There is a girl who smiles all the time, to show the world she is fine.
A boy who surrounds himself with friends, wishes that his life would end.
For those that say they never knew— The saddest leave the least of clues.
I love my job. And I know how lucky I am to be able to say that and mean that. I don’t invent anything, I don’t build anything, I don’t come into think that I can salvage people. I sit across people about 2 clients or couples a day, by choices, I listen attentively to their struggles and working with them to assist them to come up with their objectivity.
I often get asked, “How do you do this all day?”. I reply, “Do what?”. “Sit and listen to people whine, cry, and complain all day long”. But my clients aren’t “whining and complaining.” They are seeking awareness, answers, and a way to deal with what they are facing. “So you get paid to just sit there?” Um, no, I may not able to think for them but I have few suggestions, based on research and experience, that they can experiment with to see if it will help them to bring the change in the directions that may want to go.

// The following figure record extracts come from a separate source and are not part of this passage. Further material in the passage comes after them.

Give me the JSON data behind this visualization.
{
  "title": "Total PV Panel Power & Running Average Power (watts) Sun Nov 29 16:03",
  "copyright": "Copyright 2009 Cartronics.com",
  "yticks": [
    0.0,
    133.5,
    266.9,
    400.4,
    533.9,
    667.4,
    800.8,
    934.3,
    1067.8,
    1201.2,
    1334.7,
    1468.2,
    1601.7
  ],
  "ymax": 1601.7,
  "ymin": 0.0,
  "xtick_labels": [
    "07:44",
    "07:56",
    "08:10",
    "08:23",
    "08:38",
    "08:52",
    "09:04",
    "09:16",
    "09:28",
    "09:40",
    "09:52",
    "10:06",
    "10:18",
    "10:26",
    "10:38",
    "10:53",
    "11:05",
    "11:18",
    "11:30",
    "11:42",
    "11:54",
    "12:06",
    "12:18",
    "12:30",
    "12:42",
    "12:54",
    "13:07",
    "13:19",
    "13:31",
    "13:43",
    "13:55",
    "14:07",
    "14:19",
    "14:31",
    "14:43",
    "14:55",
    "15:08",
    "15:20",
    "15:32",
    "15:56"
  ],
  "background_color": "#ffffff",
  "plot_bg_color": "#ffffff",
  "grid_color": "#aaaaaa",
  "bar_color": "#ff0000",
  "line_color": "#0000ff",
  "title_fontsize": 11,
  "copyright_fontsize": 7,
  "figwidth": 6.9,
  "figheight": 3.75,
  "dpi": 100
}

I went to get myself educated and learn to follow protocols for evidence-based treatment that should be effective for most of the disorders that clients presented.
Sit around and talking about changing in therapy isn’t going to create change. But, It may help someone to think through options. It may help them to find the courage within to take a risk. It may help someone to see that it is really up to them to make it happen.
When I am working with clients, I tend to share with them a piece of universal wisdom: The extent to which you are willing to cope with reality is the extent to which you can me mentally healthy. Be ready to face and discover the gray area of the reality of your life. Be willing to bear the pain and accept that you may need help finding ways to cope, deal, heal and move on.
The point in time when you can concede that it is there and make some decisions about what you want to do about that roadblock, You are relieved from all the self-destructive coping skills you had to practice in order to deny or curse its existence.